Borg & Beck
- Type: Private
- Industry: Automotive industry
- Founded: 1903; 123 years ago in Moline, Illinois, in the United States
- Founder: Charles Borg and Marshall Beck
- Headquarters: Banbury, Oxfordshire, United Kingdom
- Area served: worldwide
- Products: clutch, braking, steering, suspension, filters, cables, wheel bearings, cooling, turbo hoses
- Parent: First Line Ltd
- Divisions: Automotive Aftermarket

= Borg & Beck =

British automotive supplier

Borg & Beck is a British car parts company owned by First Line Ltd.

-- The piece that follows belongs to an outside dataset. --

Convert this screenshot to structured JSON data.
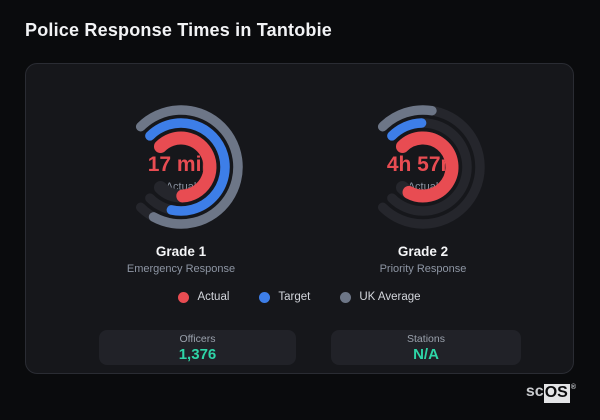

It was started as a tool company in Moline, Illinois, in the United States, by Charles Borg and Marshall Beck. In 1909 they invented the first practical sliding clutch. It merged with other companies in 1928 to become BorgWarner. In 1931, the Borg & Beck Company Limited was set up by Automotive Products in the UK to manufacture clutches under American patents from Borg & Beck in the USA. This allowed the company to sell British made Borg & Beck clutches in Great Britain, British Overseas Territories and the British Empire (except Canada).

The company was particularly successful in the UK, where, during the 1970s, over 85% of British-made vehicles had a Borg & Beck clutch fitted as OE. The Borg & Beck brand was purchased in 2006 by First Line Ltd. who supply over 40,000 products across 60 different product groups to the Automotive Aftermarket globally.